CREDOS : Alcoholism — III
William Alexander
I carefully took each piece separately and washed it thoroughly, feeling the heat and the viscous quality of the water on my hands. When the water began to get cold, I would add more hot water. I don’t remember exactly, but I feel confident that it took at least twenty minutes to wash and dry those few dishes from my solitary dinner of meat and potatoes.

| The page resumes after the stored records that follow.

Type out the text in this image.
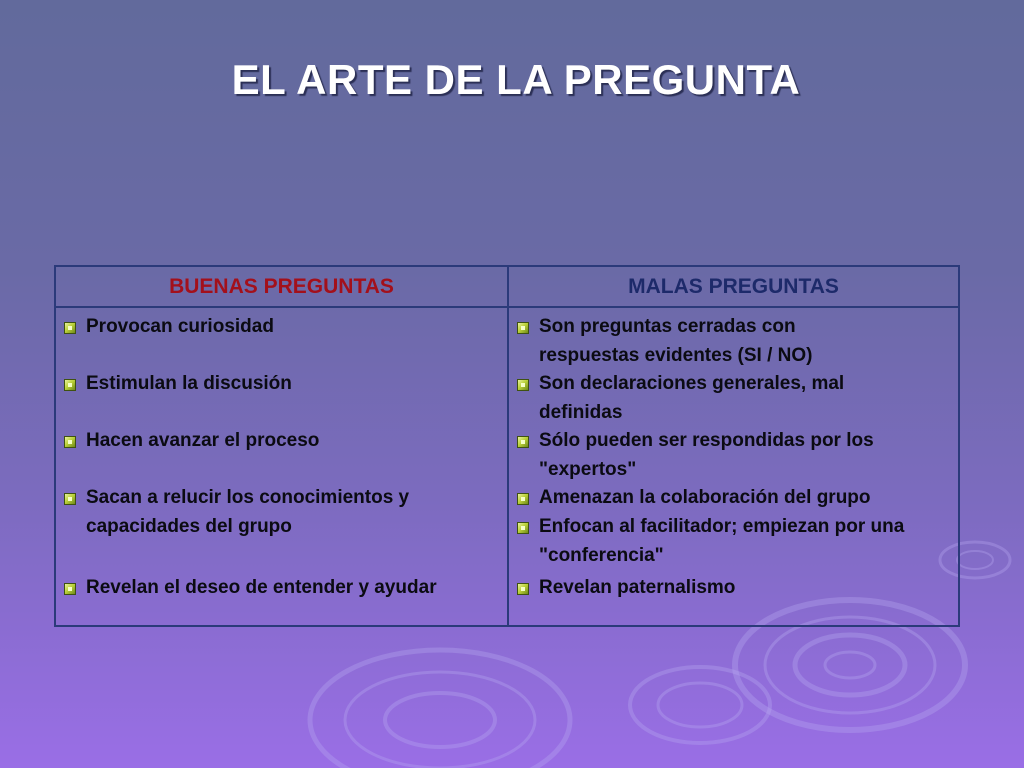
EL ARTE DE LA PREGUNTA
BUENAS PREGUNTAS	MALAS PREGUNTAS
Provocan curiosidad
Estimulan la discusión
Hacen avanzar el proceso
Sacan a relucir los conocimientos y capacidades del grupo
Revelan el deseo de entender y ayudar
Son preguntas cerradas con respuestas evidentes (SI / NO)
Son declaraciones generales, mal definidas
Sólo pueden ser respondidas por los "expertos"
Amenazan la colaboración del grupo
Enfocan al facilitador; empiezan por una "conferencia"
Revelan paternalismo
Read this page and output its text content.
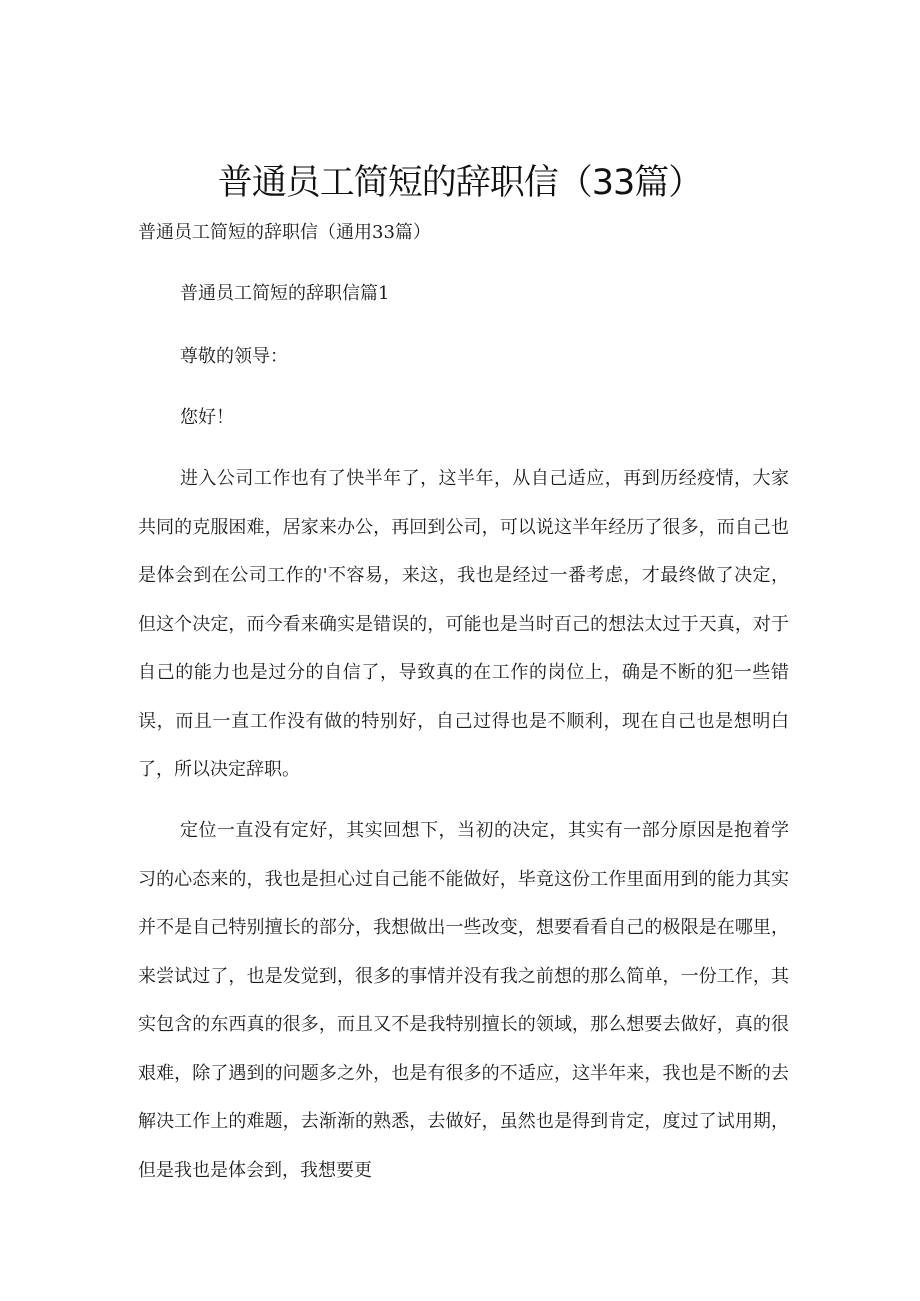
普通员工简短的辞职信（33篇）
普通员工简短的辞职信（通用33篇）
普通员工简短的辞职信篇1
尊敬的领导：
您好！

进入公司工作也有了快半年了，这半年，从自己适应，再到历经疫情，大家共同的克服困难，居家来办公，再回到公司，可以说这半年经历了很多，而自己也是体会到在公司工作的'不容易，来这，我也是经过一番考虑，才最终做了决定，但这个决定，而今看来确实是错误的，可能也是当时百己的想法太过于天真，对于自己的能力也是过分的自信了，导致真的在工作的岗位上，确是不断的犯一些错误，而且一直工作没有做的特别好，自己过得也是不顺利，现在自己也是想明白了，所以决定辞职。

定位一直没有定好，其实回想下，当初的决定，其实有一部分原因是抱着学习的心态来的，我也是担心过自己能不能做好，毕竟这份工作里面用到的能力其实并不是自己特别擅长的部分，我想做出一些改变，想要看看自己的极限是在哪里，来尝试过了，也是发觉到，很多的事情并没有我之前想的那么简单，一份工作，其实包含的东西真的很多，而且又不是我特别擅长的领域，那么想要去做好，真的很艰难，除了遇到的问题多之外，也是有很多的不适应，这半年来，我也是不断的去解决工作上的难题，去渐渐的熟悉，去做好，虽然也是得到肯定，度过了试用期，但是我也是体会到，我想要更
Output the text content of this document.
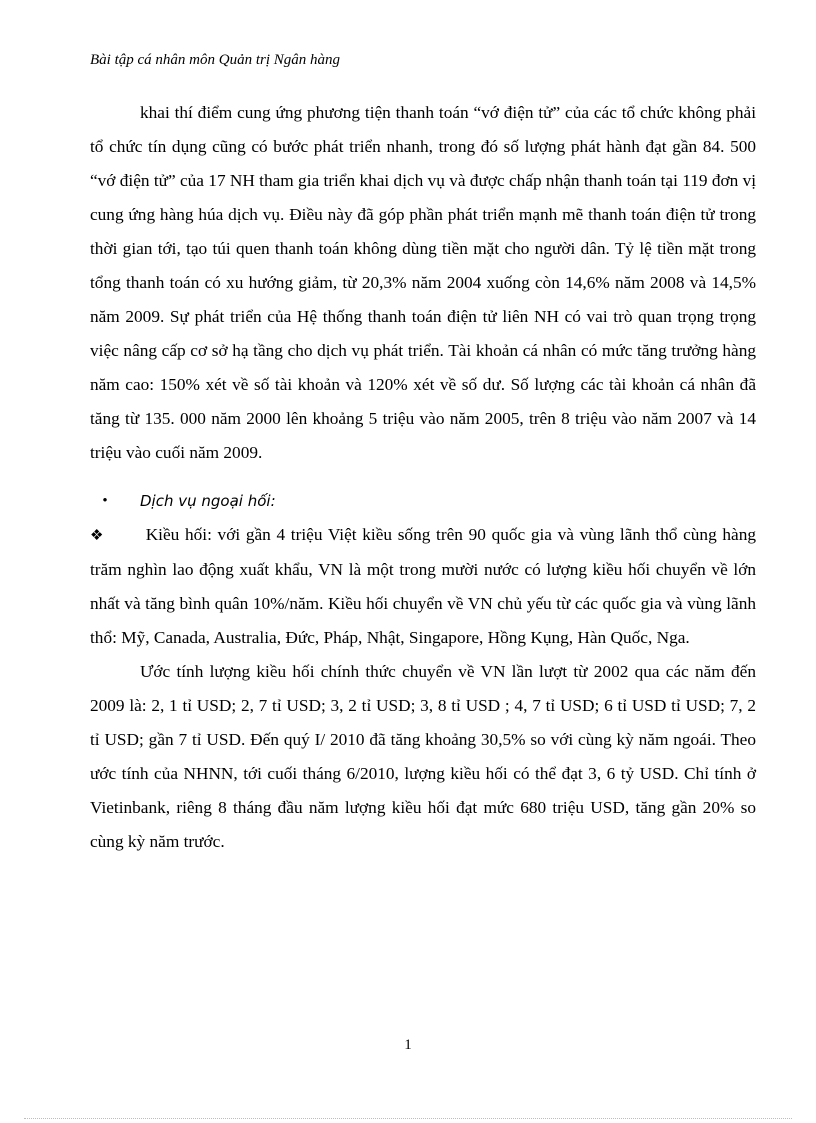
Bài tập cá nhân môn Quản trị Ngân hàng

khai thí điểm cung ứng phương tiện thanh toán “vớ điện tử” của các tổ chức không phải tổ chức tín dụng cũng có bước phát triển nhanh, trong đó số lượng phát hành đạt gần 84. 500 “vớ điện tử” của 17 NH tham gia triển khai dịch vụ và được chấp nhận thanh toán tại 119 đơn vị cung ứng hàng húa dịch vụ. Điều này đã góp phần phát triển mạnh mẽ thanh toán điện tử trong thời gian tới, tạo túi quen thanh toán không dùng tiền mặt cho người dân. Tỷ lệ tiền mặt trong tổng thanh toán có xu hướng giảm, từ 20,3% năm 2004 xuống còn 14,6% năm 2008 và 14,5% năm 2009. Sự phát triển của Hệ thống thanh toán điện tử liên NH có vai trò quan trọng trọng việc nâng cấp cơ sở hạ tầng cho dịch vụ phát triển. Tài khoản cá nhân có mức tăng trưởng hàng năm cao: 150% xét về số tài khoản và 120% xét về số dư. Số lượng các tài khoản cá nhân đã tăng từ 135. 000 năm 2000 lên khoảng 5 triệu vào năm 2005, trên 8 triệu vào năm 2007 và 14 triệu vào cuối năm 2009.

•	Dịch vụ ngoại hối:

❖ Kiều hối: với gần 4 triệu Việt kiều sống trên 90 quốc gia và vùng lãnh thổ cùng hàng trăm nghìn lao động xuất khẩu, VN là một trong mười nước có lượng kiều hối chuyển về lớn nhất và tăng bình quân 10%/năm. Kiều hối chuyển về VN chủ yếu từ các quốc gia và vùng lãnh thổ: Mỹ, Canada, Australia, Đức, Pháp, Nhật, Singapore, Hồng Kụng, Hàn Quốc, Nga.

Ước tính lượng kiều hối chính thức chuyển về VN lần lượt từ 2002 qua các năm đến 2009 là: 2, 1 tỉ USD; 2, 7 tỉ USD; 3, 2 tỉ USD; 3, 8 tỉ USD ; 4, 7 tỉ USD; 6 tỉ USD tỉ USD; 7, 2 tỉ USD; gần 7 tỉ USD. Đến quý I/ 2010 đã tăng khoảng 30,5% so với cùng kỳ năm ngoái. Theo ước tính của NHNN, tới cuối tháng 6/2010, lượng kiều hối có thể đạt 3, 6 tỷ USD. Chỉ tính ở Vietinbank, riêng 8 tháng đầu năm lượng kiều hối đạt mức 680 triệu USD, tăng gần 20% so cùng kỳ năm trước.

1
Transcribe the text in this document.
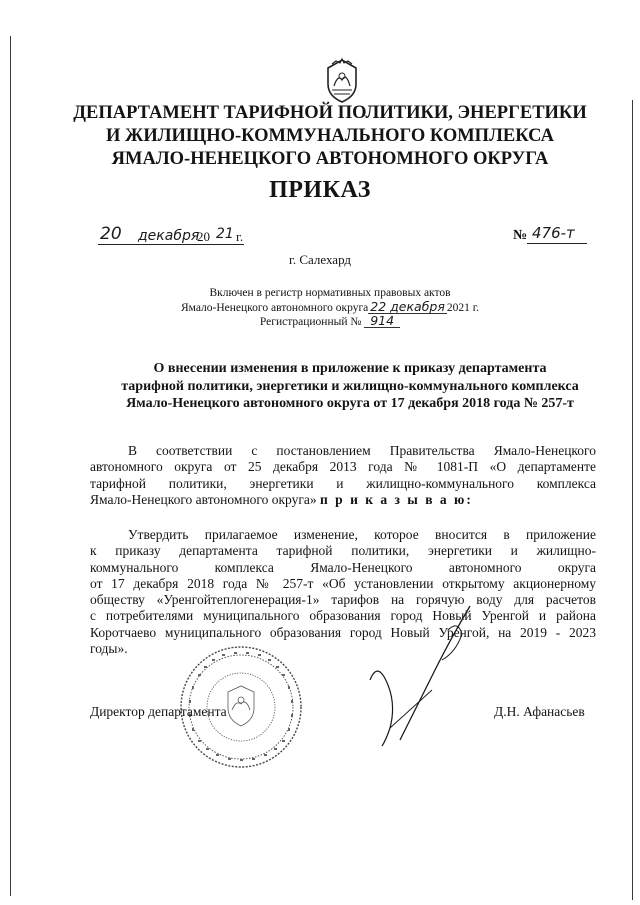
ДЕПАРТАМЕНТ ТАРИФНОЙ ПОЛИТИКИ, ЭНЕРГЕТИКИ
И ЖИЛИЩНО-КОММУНАЛЬНОГО КОМПЛЕКСА
ЯМАЛО-НЕНЕЦКОГО АВТОНОМНОГО ОКРУГА
ПРИКАЗ
20 декабря
20 21 г.	№ 476-т
г. Салехард
Включен в регистр нормативных правовых актов
Ямало-Ненецкого автономного округа 22 декабря 2021 г.
Регистрационный № 914
О внесении изменения в приложение к приказу департамента
тарифной политики, энергетики и жилищно-коммунального комплекса
Ямало-Ненецкого автономного округа от 17 декабря 2018 года № 257-т
В соответствии с постановлением Правительства Ямало-Ненецкого
автономного округа от 25 декабря 2013 года № 1081-П «О департаменте
тарифной политики, энергетики и жилищно-коммунального комплекса
Ямало-Ненецкого автономного округа» п р и к а з ы в а ю:
Утвердить прилагаемое изменение, которое вносится в приложение
к приказу департамента тарифной политики, энергетики и жилищно-
коммунального комплекса Ямало-Ненецкого автономного округа
от 17 декабря 2018 года № 257-т «Об установлении открытому акционерному
обществу «Уренгойтеплогенерация-1» тарифов на горячую воду для расчетов
с потребителями муниципального образования город Новый Уренгой и района
Коротчаево муниципального образования город Новый Уренгой, на 2019 - 2023
годы».
Директор департамента	Д.Н. Афанасьев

I knew enough to realise that what I had done was a form of meditation. I also knew that what appealed to me so much was how ordinary an endeavor it was. There was no temple incense burning; I hadn’t chanted over the forks or prayed over the skillet. I had simply washed my dishes in the sink. The ordinariness of it was overwhelming. I realised that I didn’t need to do anything “special” to meditate. I only had to wash my dishes in the kitchen. From that night to this moment, the time I spend washing dishes has been my most personal time. I feel the water running out of the tap, the soap, and the food scraps as the gifts I know they are.
This was how I began the practice of meditation. Years later, I read in Thich Nhat Hanh’s book The Miracle of Mindfulness that novice monks in Vietnamese Zen monasteries are assigned the job of washing dishes when they first arrive.
It is not so easy a job for them as it was for me, with all my hot water and Joy. They only have cold water, sand and rice husks to use for scraping the pans. How fortunate I was to have Joy.